Wells Fargo & Co. has agreed to pay $480 million to settle a class-action lawsuit in which investors accused the bank of securities fraud related to its fake-account scandal.
The settlement resolves the main class-action suit brought by shareholders targeting the bank’s allegedly deficient disclosures related to its sales practices.
It had previously set aside reserves for the settlement, according to a regulatory filing Friday. Wells Fargo said in a statement that it denies the allegations in the suit.
“Moving to put this case behind us is in the best interest of our team members, customers, investors and other stakeholders,” Chief Executive Officer Tim Sloan said in the statement.
This is the latest cost for Wells Fargo from a consumer banking scandal that arose in September 2016. That issue, in which employees opened as many as 3.5 million bogus accounts, ultimately cost then-CEO John Stumpf his job. The bank still faces a bevy of other lawsuits on related matters.
Last month, the San Francisco-based bank settled with the Office of the Comptroller of the Currency and the Consumer Financial Protection Bureau for an unprecedented $1 billion to cover issues in auto lending and mortgages.
In February, the Federal Reserve imposed a sanction prohibiting the bank from boosting total assets beyond their level at the end of 2017 until it fixes shortcomings.

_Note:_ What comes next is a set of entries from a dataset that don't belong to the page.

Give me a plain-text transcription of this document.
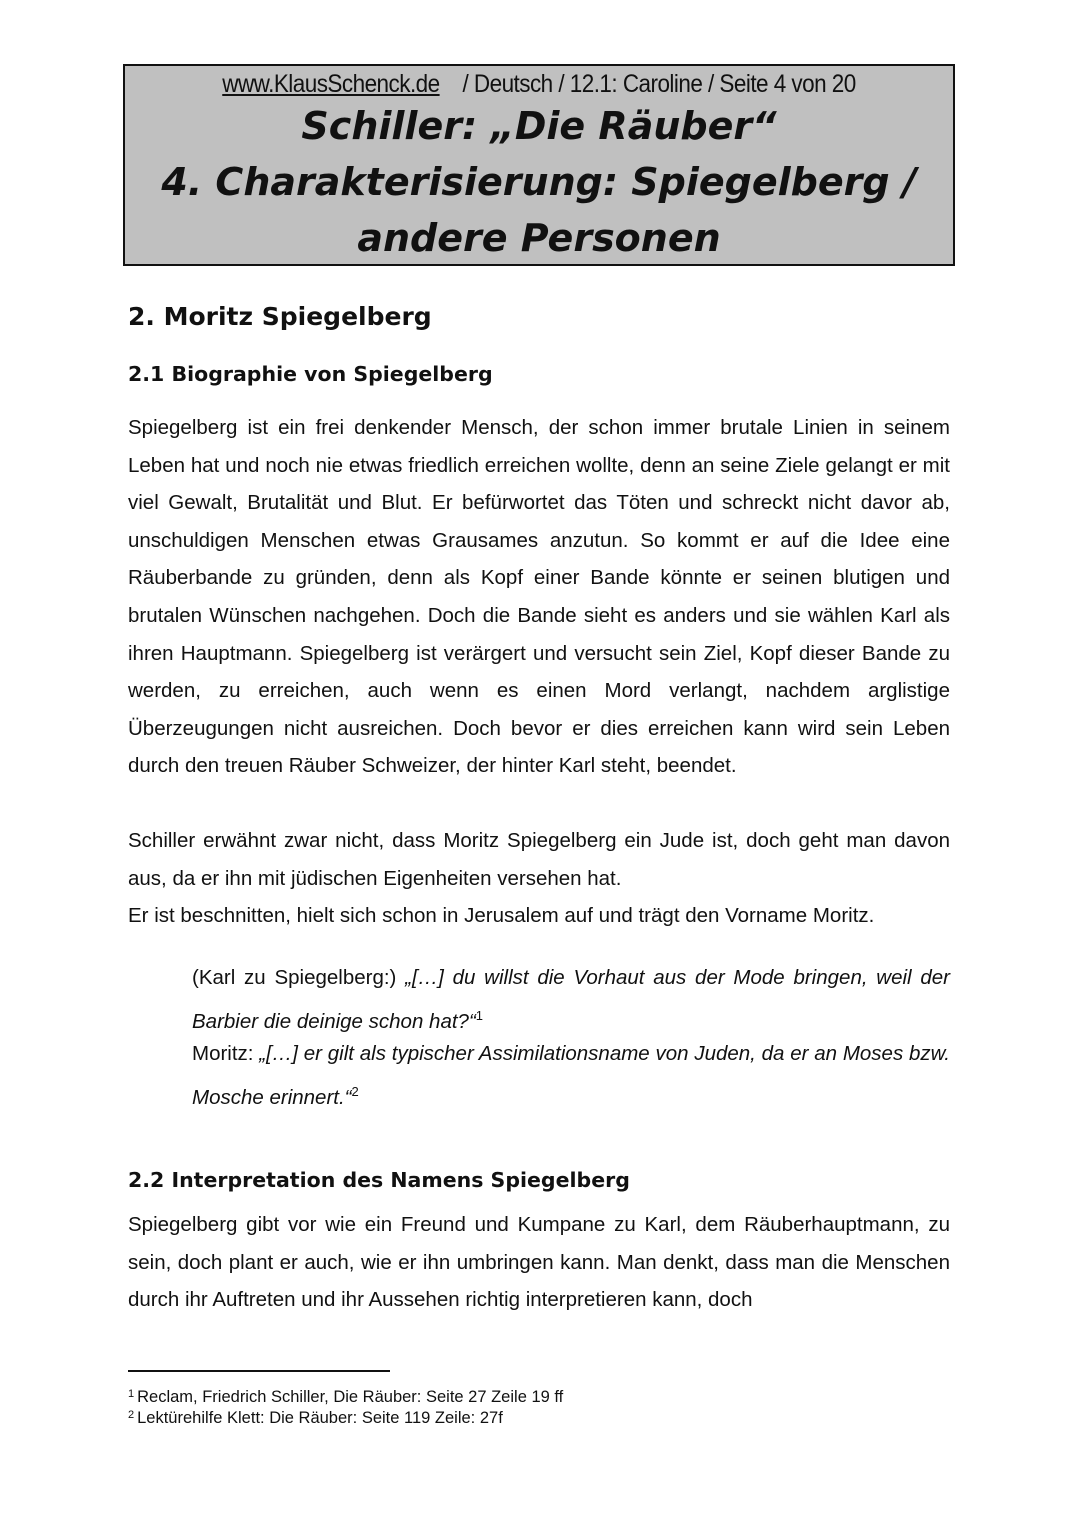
www.KlausSchenck.de / Deutsch / 12.1: Caroline / Seite 4 von 20
Schiller: „Die Räuber“
4. Charakterisierung: Spiegelberg /
andere Personen
2. Moritz Spiegelberg
2.1 Biographie von Spiegelberg

Spiegelberg ist ein frei denkender Mensch, der schon immer brutale Linien in seinem Leben hat und noch nie etwas friedlich erreichen wollte, denn an seine Ziele gelangt er mit viel Gewalt, Brutalität und Blut. Er befürwortet das Töten und schreckt nicht davor ab, unschuldigen Menschen etwas Grausames anzutun. So kommt er auf die Idee eine Räuberbande zu gründen, denn als Kopf einer Bande könnte er seinen blutigen und brutalen Wünschen nachgehen. Doch die Bande sieht es anders und sie wählen Karl als ihren Hauptmann. Spiegelberg ist verärgert und versucht sein Ziel, Kopf dieser Bande zu werden, zu erreichen, auch wenn es einen Mord verlangt, nachdem arglistige Überzeugungen nicht ausreichen. Doch bevor er dies erreichen kann wird sein Leben durch den treuen Räuber Schweizer, der hinter Karl steht, beendet.

Schiller erwähnt zwar nicht, dass Moritz Spiegelberg ein Jude ist, doch geht man davon aus, da er ihn mit jüdischen Eigenheiten versehen hat.

Er ist beschnitten, hielt sich schon in Jerusalem auf und trägt den Vorname Moritz.

(Karl zu Spiegelberg:) „[…] du willst die Vorhaut aus der Mode bringen, weil der Barbier die deinige schon hat?“$^1$

Moritz: „[…] er gilt als typischer Assimilationsname von Juden, da er an Moses bzw. Mosche erinnert.“$^2$

2.2 Interpretation des Namens Spiegelberg

Spiegelberg gibt vor wie ein Freund und Kumpane zu Karl, dem Räuberhauptmann, zu sein, doch plant er auch, wie er ihn umbringen kann. Man denkt, dass man die Menschen durch ihr Auftreten und ihr Aussehen richtig interpretieren kann, doch

$^1$ Reclam, Friedrich Schiller, Die Räuber: Seite 27 Zeile 19 ff

$^2$ Lektürehilfe Klett: Die Räuber: Seite 119 Zeile: 27f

The lender said in a filing Friday that “reasonably possible” legal charges could be as high as $2.6 billion beyond reserves as of March 31. This is down from $2.7 billion in the previous quarter.
Wells Fargo executives are set to update analysts and shareholders on financial targets and regulatory matters at an investor day scheduled for May 10.
The shareholder case is Hefler v. Wells Fargo & Co., 3:16-cv-05479, U.S. District Court, Northern District of California (San Francisco).